“It’s my left arm,” he retorted. “I can handle a revolver, at least, with my good arm.”

“And I can shoot, too,” boasted Jane; “that makes nine of us.”

“Nine of us against twelve of the enemy,” said the chief thoughtfully. “It looks like a busy evening.”

“And don’t forget,” warned Jane, “that the Hoffs are coming up this evening. At least young Mr. Hoff told me this morning that he was going away this evening. That makes two more on the other side.”

“And one of them,” muttered Fleck, “a mighty dangerous man.”

CHAPTER XV
THE HOUSE IN THE WOODS

At last they had reached their goal, the place which the two spy suspects undoubtedly had been in the habit of visiting regularly every week for months past.

Sheltered by a great rock and the underbrush about it, Jane, with Fleck and Thomas Dean, peered eagerly out at a dingy, weather-beaten frame structure which neighborhood gossip had told them was the sheltering place of the “Friends of the Air.” In its outward appearance at least, Jane decided, it was disappointingly unmysterious. It looked to her merely like a cheap summer boarding-house that had gone long untenanted. There was a two-story main building, cheaply constructed and almost without ornament, sadly crying for new paint, and the usual outbuildings found about such places in the more remote country districts.

Still from Chief Fleck’s manner she was certain that he regarded their achievement in locating the place as of the highest importance. They had run their two automobiles noiselessly up the lane leading from the main road until they were perhaps half a mile distant from the house and then had concealed them in the woods near-by, being careful to obliterate all traces of the wheel tracks where they had left the lane. Making a détour among the trees they had reached their present position not more than three hundred yards away from the buildings. They had carried the rifles with them, and these now were close at hand, hidden under the log on which the three of them were sitting.
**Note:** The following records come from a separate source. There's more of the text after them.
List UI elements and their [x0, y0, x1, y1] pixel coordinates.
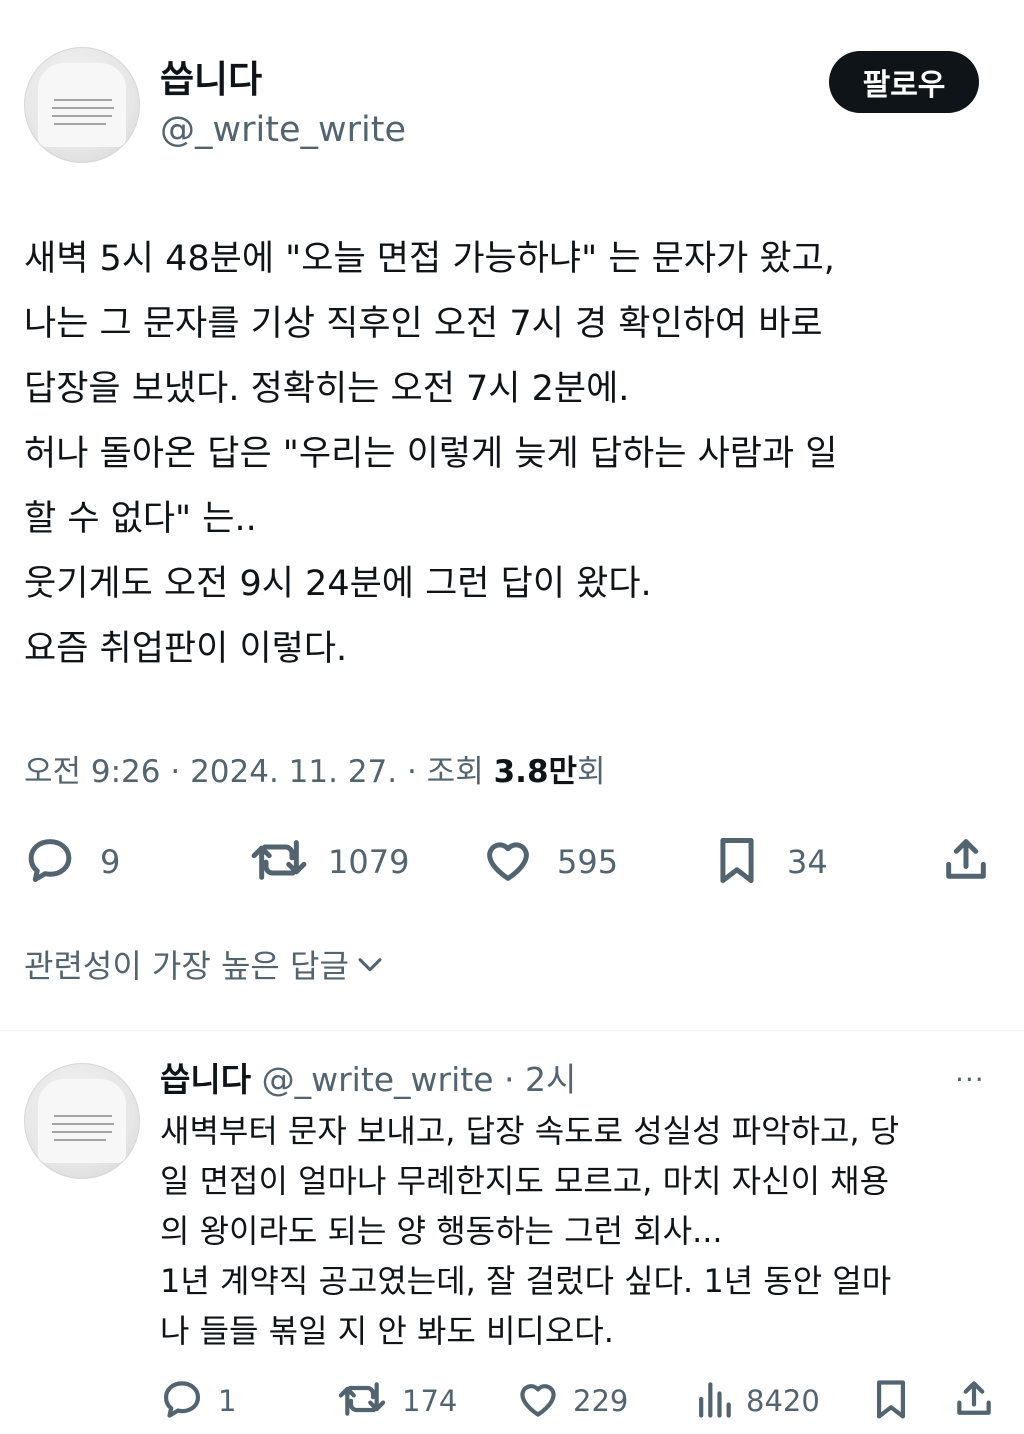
retweet-icon	[336, 1377, 388, 1425]
reply-sort-selector[interactable]: 관련성이 가장 높은 답글	[24, 943, 387, 989]
reply-text-line: 나 들들 볶일 지 안 봐도 비디오다.	[160, 1312, 614, 1350]
retweet-count: 1079	[328, 843, 410, 881]
tweet-text-line: 할 수 없다" 는..	[24, 499, 257, 539]
follow-button[interactable]: 팔로우	[829, 51, 979, 113]
views-icon	[694, 1377, 734, 1425]
tweet-body: 새벽 5시 48분에 "오늘 면접 가능하냐" 는 문자가 왔고, 나는 그 문…	[24, 227, 1014, 682]
reply-text-line: 새벽부터 문자 보내고, 답장 속도로 성실성 파악하고, 당	[160, 1112, 900, 1150]
tweet-text-line: 답장을 보냈다. 정확히는 오전 7시 2분에.	[24, 369, 630, 409]
reply-time[interactable]: · 2시	[494, 1060, 576, 1099]
reply-count: 9	[100, 843, 121, 881]
reply-header: 씁니다 @_write_write · 2시	[160, 1056, 576, 1104]
reply-reply-button[interactable]: 1	[160, 1378, 236, 1424]
share-icon	[940, 834, 992, 890]
reply-views-count: 8420	[746, 1384, 820, 1418]
reply-like-count: 229	[573, 1384, 629, 1418]
reply-retweet-button[interactable]: 174	[336, 1378, 457, 1424]
reply-icon	[160, 1377, 204, 1425]
section-divider	[0, 1030, 1024, 1031]
tweet-text-line: 요즘 취업판이 이렇다.	[24, 629, 348, 669]
avatar-shirt-image	[37, 63, 127, 147]
author-handle[interactable]: @_write_write	[160, 106, 406, 154]
bookmark-icon	[870, 1377, 912, 1425]
like-count: 595	[557, 843, 619, 881]
tweet-meta: 오전 9:26 · 2024. 11. 27. · 조회 3.8만회	[24, 750, 606, 794]
reply-text-line: 1년 계약직 공고였는데, 잘 걸렀다 싶다. 1년 동안 얼마	[160, 1262, 892, 1300]
reply-reply-count: 1	[218, 1384, 237, 1418]
avatar-shirt-image	[37, 1079, 127, 1163]
reply-author-avatar[interactable]	[24, 1063, 140, 1179]
heart-icon	[515, 1377, 561, 1425]
reply-author-name[interactable]: 씁니다	[160, 1060, 251, 1099]
tweet-text-line: 새벽 5시 48분에 "오늘 면접 가능하냐" 는 문자가 왔고,	[24, 239, 835, 279]
view-suffix: 회	[577, 754, 606, 790]
reply-bookmark-button[interactable]	[870, 1378, 912, 1424]
bookmark-button[interactable]: 34	[713, 834, 828, 890]
bookmark-icon	[713, 834, 761, 890]
tweet-timestamp[interactable]: 오전 9:26 · 2024. 11. 27. · 조회	[24, 754, 494, 790]
reply-author-handle[interactable]: @_write_write	[262, 1060, 494, 1099]
chevron-down-icon	[353, 947, 387, 985]
reply-icon	[24, 834, 76, 890]
like-button[interactable]: 595	[481, 834, 618, 890]
reply-views-button[interactable]: 8420	[694, 1378, 820, 1424]
view-count: 3.8만	[493, 754, 578, 790]
author-avatar[interactable]	[24, 47, 140, 163]
reply-text-line: 일 면접이 얼마나 무례한지도 모르고, 마치 자신이 채용	[160, 1162, 890, 1200]
share-button[interactable]	[940, 834, 992, 890]
tweet-text-line: 웃기게도 오전 9시 24분에 그런 답이 왔다.	[24, 564, 652, 604]
heart-icon	[481, 834, 535, 890]
reply-body: 새벽부터 문자 보내고, 답장 속도로 성실성 파악하고, 당 일 면접이 얼마…	[160, 1106, 1010, 1356]
reply-share-button[interactable]	[952, 1378, 996, 1424]
author-name[interactable]: 씁니다	[160, 56, 262, 104]
reply-retweet-count: 174	[402, 1384, 458, 1418]
retweet-icon	[248, 834, 310, 890]
tweet-text-line: 나는 그 문자를 기상 직후인 오전 7시 경 확인하여 바로	[24, 304, 823, 344]
reply-text-line: 의 왕이라도 되는 양 행동하는 그런 회사...	[160, 1212, 723, 1250]
bookmark-count: 34	[787, 843, 828, 881]
tweet-text-line: 허나 돌아온 답은 "우리는 이렇게 늦게 답하는 사람과 일	[24, 434, 838, 474]
reply-like-button[interactable]: 229	[515, 1378, 628, 1424]
reply-sort-label: 관련성이 가장 높은 답글	[24, 947, 349, 985]
reply-button[interactable]: 9	[24, 834, 120, 890]
retweet-button[interactable]: 1079	[248, 834, 409, 890]
more-options-icon[interactable]: ···	[955, 1060, 985, 1100]
share-icon	[952, 1377, 996, 1425]
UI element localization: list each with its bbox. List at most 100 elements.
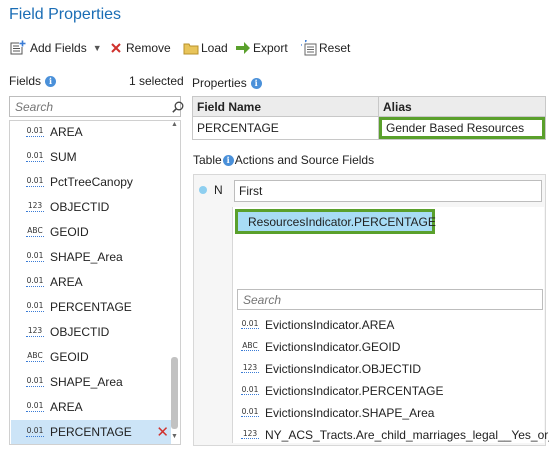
- load-button[interactable]: Load: [183, 38, 228, 58]
- field-name-label: PERCENTAGE: [50, 425, 132, 439]
- field-name-label: OBJECTID: [50, 200, 110, 214]
- fields-section-label: Fields i: [9, 74, 57, 88]
- field-type-icon: 0.01: [26, 426, 44, 437]
- fields-search-box[interactable]: [9, 96, 184, 117]
- source-field-item[interactable]: ABC EvictionsIndicator.GEOID: [237, 336, 400, 357]
- source-field-item[interactable]: 0.01 EvictionsIndicator.SHAPE_Area: [237, 402, 434, 423]
- source-field-label: EvictionsIndicator.SHAPE_Area: [265, 405, 435, 420]
- field-name-label: GEOID: [50, 350, 89, 364]
- field-type-icon: ABC: [26, 351, 44, 362]
- field-type-icon: 0.01: [26, 301, 44, 312]
- scroll-thumb[interactable]: [171, 357, 178, 429]
- folder-icon: [183, 41, 199, 55]
- field-type-icon: 123: [26, 326, 44, 337]
- scroll-down-arrow[interactable]: ▼: [169, 433, 180, 443]
- info-icon[interactable]: i: [222, 154, 234, 166]
- export-label: Export: [253, 41, 288, 55]
- fields-label: Fields: [9, 74, 42, 88]
- field-name-label: SUM: [50, 150, 77, 164]
- field-list-item[interactable]: 0.01 AREA: [11, 395, 171, 419]
- fields-list[interactable]: 0.01 AREA 0.01 SUM 0.01 PctTreeCanopy 123 OBJEC…: [9, 120, 181, 445]
- remove-button[interactable]: Remove: [110, 38, 171, 58]
- field-name-label: PERCENTAGE: [50, 300, 132, 314]
- field-list-item[interactable]: 0.01 AREA: [11, 270, 171, 294]
- field-name-label: AREA: [50, 125, 83, 139]
- merge-rule-field[interactable]: First: [234, 180, 542, 202]
- actions-section-label: Table i Actions and Source Fields: [193, 153, 374, 167]
- source-field-item[interactable]: 123 NY_ACS_Tracts.Are_child_marriages_leg…: [237, 424, 549, 445]
- source-field-label: EvictionsIndicator.AREA: [265, 317, 395, 332]
- actions-panel: N First ResourcesIndicator.PERCENTAGE 0.…: [193, 174, 549, 446]
- remove-icon: [110, 42, 122, 54]
- actions-label-prefix: Table: [193, 153, 222, 167]
- field-type-icon: 0.01: [26, 126, 44, 137]
- delete-x-icon[interactable]: ✕: [156, 423, 169, 441]
- reset-button[interactable]: Reset: [301, 38, 350, 58]
- selected-count: 1 selected: [129, 74, 184, 88]
- source-search-box[interactable]: [237, 289, 543, 310]
- source-field-item[interactable]: 0.01 EvictionsIndicator.PERCENTAGE: [237, 380, 444, 401]
- reset-label: Reset: [319, 41, 351, 55]
- fields-search-input[interactable]: [10, 97, 172, 116]
- export-arrow-icon: [235, 41, 251, 55]
- field-list-item[interactable]: 123 OBJECTID: [11, 320, 171, 344]
- field-name-label: SHAPE_Area: [50, 250, 123, 264]
- load-label: Load: [201, 41, 228, 55]
- properties-section-label: Properties i: [192, 76, 262, 90]
- properties-label: Properties: [192, 76, 247, 90]
- field-type-icon: 0.01: [26, 276, 44, 287]
- field-name-label: GEOID: [50, 225, 89, 239]
- field-name-label: AREA: [50, 275, 83, 289]
- field-list-item[interactable]: 123 OBJECTID: [11, 195, 171, 219]
- field-list-item[interactable]: 0.01 SHAPE_Area: [11, 370, 171, 394]
- add-fields-button[interactable]: Add Fields ▼: [10, 38, 102, 58]
- field-list-item[interactable]: 0.01 PERCENTAGE ✕: [11, 420, 171, 444]
- field-type-icon: 0.01: [241, 406, 259, 418]
- search-icon[interactable]: [172, 101, 184, 113]
- field-type-icon: 0.01: [26, 151, 44, 162]
- alias-header: Alias: [383, 99, 412, 114]
- field-list-item[interactable]: 0.01 SHAPE_Area: [11, 245, 171, 269]
- source-fields-box[interactable]: ResourcesIndicator.PERCENTAGE 0.01 Evicti…: [232, 207, 549, 443]
- alias-cell[interactable]: Gender Based Resources: [379, 117, 545, 139]
- window-title: Field Properties: [9, 6, 122, 23]
- field-type-icon: 123: [241, 428, 259, 440]
- add-fields-label: Add Fields: [30, 41, 87, 55]
- source-field-label: EvictionsIndicator.PERCENTAGE: [265, 383, 444, 398]
- source-field-label: EvictionsIndicator.GEOID: [265, 339, 401, 354]
- field-list-item[interactable]: 0.01 PctTreeCanopy: [11, 170, 171, 194]
- field-type-icon: 0.01: [26, 251, 44, 262]
- export-button[interactable]: Export: [235, 38, 288, 58]
- field-type-icon: ABC: [241, 340, 259, 352]
- source-field-item[interactable]: 0.01 EvictionsIndicator.AREA: [237, 314, 394, 335]
- field-list-item[interactable]: 0.01 AREA: [11, 121, 171, 144]
- field-list-item[interactable]: ABC GEOID: [11, 345, 171, 369]
- remove-label: Remove: [126, 41, 171, 55]
- field-type-icon: 0.01: [241, 318, 259, 330]
- field-type-icon: 123: [26, 201, 44, 212]
- actions-label-rest: Actions and Source Fields: [234, 153, 375, 167]
- source-search-input[interactable]: [238, 290, 542, 309]
- field-type-icon: 0.01: [26, 401, 44, 412]
- info-icon[interactable]: i: [45, 75, 57, 87]
- field-list-item[interactable]: 0.01 SUM: [11, 145, 171, 169]
- scroll-up-arrow[interactable]: ▲: [169, 121, 180, 131]
- field-list-item[interactable]: 0.01 PERCENTAGE: [11, 295, 171, 319]
- chosen-source-field[interactable]: ResourcesIndicator.PERCENTAGE: [235, 209, 436, 234]
- source-field-label: NY_ACS_Tracts.Are_child_marriages_legal_…: [265, 427, 549, 442]
- properties-table: Field Name Alias PERCENTAGE Gender Based…: [192, 96, 546, 140]
- field-name-cell[interactable]: PERCENTAGE: [193, 117, 379, 139]
- field-name-label: SHAPE_Area: [50, 375, 123, 389]
- info-icon[interactable]: i: [250, 77, 262, 89]
- source-field-label: EvictionsIndicator.OBJECTID: [265, 361, 422, 376]
- field-type-icon: 0.01: [26, 176, 44, 187]
- merge-rule-letter: N: [214, 183, 223, 197]
- field-name-label: OBJECTID: [50, 325, 110, 339]
- fields-scrollbar[interactable]: ▲ ▼: [169, 121, 180, 444]
- chevron-down-icon[interactable]: ▼: [93, 43, 102, 53]
- source-field-item[interactable]: 123 EvictionsIndicator.OBJECTID: [237, 358, 421, 379]
- field-type-icon: 0.01: [26, 376, 44, 387]
- merge-rule-row[interactable]: N: [194, 175, 230, 205]
- add-fields-icon: [10, 40, 26, 56]
- field-list-item[interactable]: ABC GEOID: [11, 220, 171, 244]
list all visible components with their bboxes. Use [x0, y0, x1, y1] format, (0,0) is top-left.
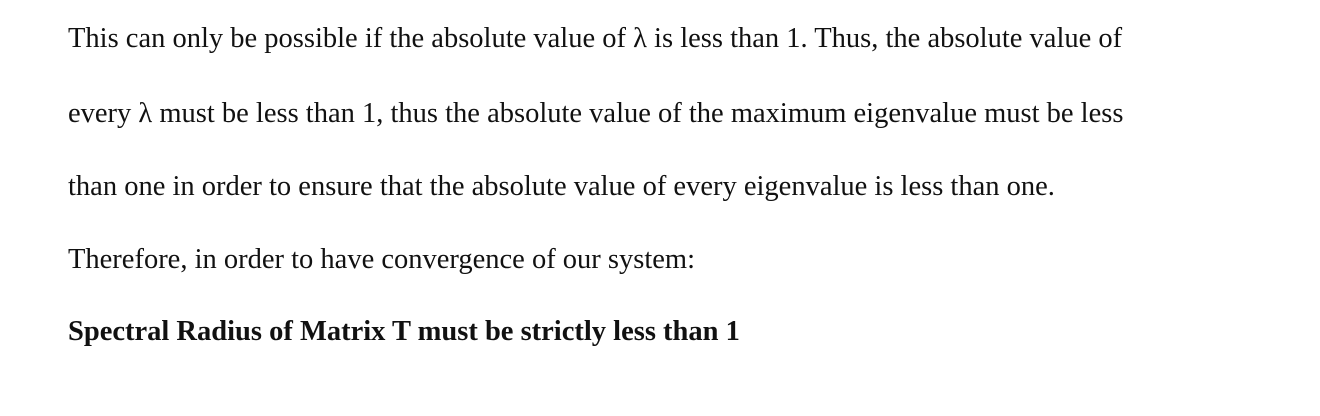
paragraph-line-2: every λ must be less than 1, thus the ab…	[68, 98, 1124, 129]
paragraph-line-1: This can only be possible if the absolut…	[68, 23, 1123, 54]
paragraph-line-3: than one in order to ensure that the abs…	[68, 171, 1055, 202]
bold-conclusion: Spectral Radius of Matrix T must be stri…	[68, 316, 740, 347]
document-page: This can only be possible if the absolut…	[0, 0, 1320, 416]
paragraph-line-4: Therefore, in order to have convergence …	[68, 244, 696, 275]
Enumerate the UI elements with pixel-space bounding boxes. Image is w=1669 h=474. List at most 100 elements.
Carter, with the other men, under Fleck’s orders, had divided themselves into scouting parties and had crept away through the woods to study their surroundings at still closer range while the waning afternoon light permitted.

At first glance one might have been inclined to believe the buildings untenanted. There seemed to be no one stirring about the place, and some of the unshuttered windows on the second floor were broken. The only indications of recent occupation were a pile of kegs at the rear of the house and near-by a heap of freshly opened tin cans. Near one of the larger outbuildings, too, was a pile of chips and sawdust.